働く幸せの揺籃としての企業、護送船団の一員としての従業員

 この問題を解決してくれるのが、働く幸せのセーフティネットとしての企業の役割です。従業員にとって働く幸せの揺籃とも言えるでしょう。独力でやりたい仕事を事業にしようとしても、能力的にも、資金その他必要な資源を調達するにも大変な苦労を伴いますが、資本を蓄積し、一定の経営資源を有する企業であれば、自分のやりたいことを実現できる可能性が飛躍的に高いのです。
 もちろん従業員として雇用されるわけですから、様々な制約があります。自分の働きの付加価値は、 一定の額を上納することは必要です。これを経済的搾取と言っているわけですが。 しかし、スキル開発の機会も提供してくれて、企業の有するネットワークを通じて、人的交流を広げることもでき、企業の有する様々な資産を活用して、一人ではできない大きな仕事にチャレンジできます。 
 このように考えると、従業員として雇用されることは、自分という種が、企業と言う鉢で囲った土壌の中にしっかりと根を下ろすことだとも言うことができます。
 反面、無限の大地ではなく、 あくまで限られた鉢植えの中での可能性です。手狭になったと考えたら、リスクを取って飛び出すこともできます。しかし、自分一人では心細いと思ったら、固い鉢の囲いで守ってくれて、水も肥料ももらえます。制約や限界はあるけれど、安全・安心な環境で、花を咲かせ実をつけることもできるのです。
 共に働く従業員は、護送船団の一員に例えることもできます。船団の一員として自由はないけれど、 みんなで航路を守り船足を揃えていけば、護衛艦が守ってくれます。

幸福を再分配する仕組みとしての企業 

 企業によって報酬体系は異なりますが、 大半の企業では、従業員一人ひとりの産み出した付加価値の差異よりも、格差が緩やかな報酬体系を構築しています。特に伝統的な日本の会社では、その傾向が強く、見直しが進んだとはいえ、かなり年功的、平等的賃金体系を賃金体系を維持しています。 
 これは、企業が経済的な幸福を再分配する仕組みとして機能しているということです。すなわち従業員全体が経済的にウェルビーイングであるために、高い付加価値を上げる従業員が、付加価値の少ない、 あるいは自分の経済的報酬以下の価値しかあげられない従業員を扶養する関係が成り立っているということです。 
 これによって、企業という従業員社会が、 全体として維持されているということです。 あたかも国家と国民、社会福祉の縮図のようです。 これには一定の合理的根拠があります。 新人の教育期間など、将来のリターン、回収の可能性を期待して、先行投資しているとも考えられるからです。ただ、働いているふりをして付加価値を上げない従業員、ピーターの法則によって無能化した管理職など、しばしば、フリーライダー従業員も抱え込むことになります。
 また多様な人々、労働意欲が高いにもかかわらず、独力では働くことが困難な様々の制約条件を抱えた人たち、障がいを持った人、子育て中の夫婦、 出産をする女性、シングルマザー、介護が必要な家族を抱えている人、高齢者等に働きやすい環境を提供するという機能も持っています。

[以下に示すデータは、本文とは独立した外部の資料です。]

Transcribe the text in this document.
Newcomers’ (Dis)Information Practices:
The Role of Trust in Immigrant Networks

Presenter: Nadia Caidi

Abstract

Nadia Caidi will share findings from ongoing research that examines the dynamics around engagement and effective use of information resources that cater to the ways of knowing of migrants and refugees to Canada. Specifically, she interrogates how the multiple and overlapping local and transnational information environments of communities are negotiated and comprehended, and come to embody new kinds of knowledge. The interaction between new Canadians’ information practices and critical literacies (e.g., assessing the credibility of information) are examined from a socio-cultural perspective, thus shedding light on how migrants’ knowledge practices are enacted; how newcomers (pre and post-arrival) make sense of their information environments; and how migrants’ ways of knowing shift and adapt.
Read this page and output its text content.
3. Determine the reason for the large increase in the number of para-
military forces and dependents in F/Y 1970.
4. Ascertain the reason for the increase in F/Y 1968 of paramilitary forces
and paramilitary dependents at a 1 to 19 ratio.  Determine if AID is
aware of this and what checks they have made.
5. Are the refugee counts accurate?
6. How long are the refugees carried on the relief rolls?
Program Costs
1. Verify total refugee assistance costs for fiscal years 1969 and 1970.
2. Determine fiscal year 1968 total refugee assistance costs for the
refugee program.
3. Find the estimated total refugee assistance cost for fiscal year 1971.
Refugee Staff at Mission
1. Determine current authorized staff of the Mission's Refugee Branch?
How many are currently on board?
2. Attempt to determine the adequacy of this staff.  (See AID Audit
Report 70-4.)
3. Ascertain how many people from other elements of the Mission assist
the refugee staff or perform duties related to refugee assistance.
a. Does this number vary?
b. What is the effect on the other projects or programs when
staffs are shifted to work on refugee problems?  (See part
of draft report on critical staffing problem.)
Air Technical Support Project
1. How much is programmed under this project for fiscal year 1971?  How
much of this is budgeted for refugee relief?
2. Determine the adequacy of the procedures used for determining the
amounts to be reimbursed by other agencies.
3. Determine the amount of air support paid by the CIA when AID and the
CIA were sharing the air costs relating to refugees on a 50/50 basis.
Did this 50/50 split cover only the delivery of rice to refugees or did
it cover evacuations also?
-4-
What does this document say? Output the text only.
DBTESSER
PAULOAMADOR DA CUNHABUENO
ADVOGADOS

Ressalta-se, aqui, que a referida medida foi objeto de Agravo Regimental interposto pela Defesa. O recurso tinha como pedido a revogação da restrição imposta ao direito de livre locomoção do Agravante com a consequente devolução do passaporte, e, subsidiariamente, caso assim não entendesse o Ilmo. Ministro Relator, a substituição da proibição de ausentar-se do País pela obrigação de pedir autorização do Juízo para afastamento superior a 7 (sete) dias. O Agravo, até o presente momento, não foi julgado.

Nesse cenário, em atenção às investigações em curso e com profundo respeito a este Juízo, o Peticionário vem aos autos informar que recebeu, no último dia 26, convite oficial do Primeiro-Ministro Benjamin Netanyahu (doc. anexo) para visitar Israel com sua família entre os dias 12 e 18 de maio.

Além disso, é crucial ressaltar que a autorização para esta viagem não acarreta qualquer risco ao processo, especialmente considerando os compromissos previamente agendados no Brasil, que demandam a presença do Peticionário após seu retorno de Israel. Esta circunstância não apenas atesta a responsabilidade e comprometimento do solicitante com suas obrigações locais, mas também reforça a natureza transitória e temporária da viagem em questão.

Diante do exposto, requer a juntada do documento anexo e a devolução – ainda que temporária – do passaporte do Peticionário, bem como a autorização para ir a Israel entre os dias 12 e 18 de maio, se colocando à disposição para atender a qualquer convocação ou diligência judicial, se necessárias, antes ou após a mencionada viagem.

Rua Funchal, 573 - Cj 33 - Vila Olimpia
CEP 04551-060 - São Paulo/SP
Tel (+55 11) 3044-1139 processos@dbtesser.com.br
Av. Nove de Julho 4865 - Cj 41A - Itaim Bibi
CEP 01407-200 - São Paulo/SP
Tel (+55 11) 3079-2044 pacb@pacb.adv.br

 企業によって差はありますが、そのような懐の深さを持ったソーシャルサポートの仕組み、幸福のセーフティネットとしての役割も、企業は果たしているということです。
 企業とは、幸福のリターンに一定の制約(幸福の搾取等)や経営のリスクはありますが、真面目に職務に精励する従業員、多様な人びとに対して、精神的な達成感、幸福感も、経済的な福利(Well-being)も、ほぼ確実に提供する、幸福獲得システムと言えるでしょう。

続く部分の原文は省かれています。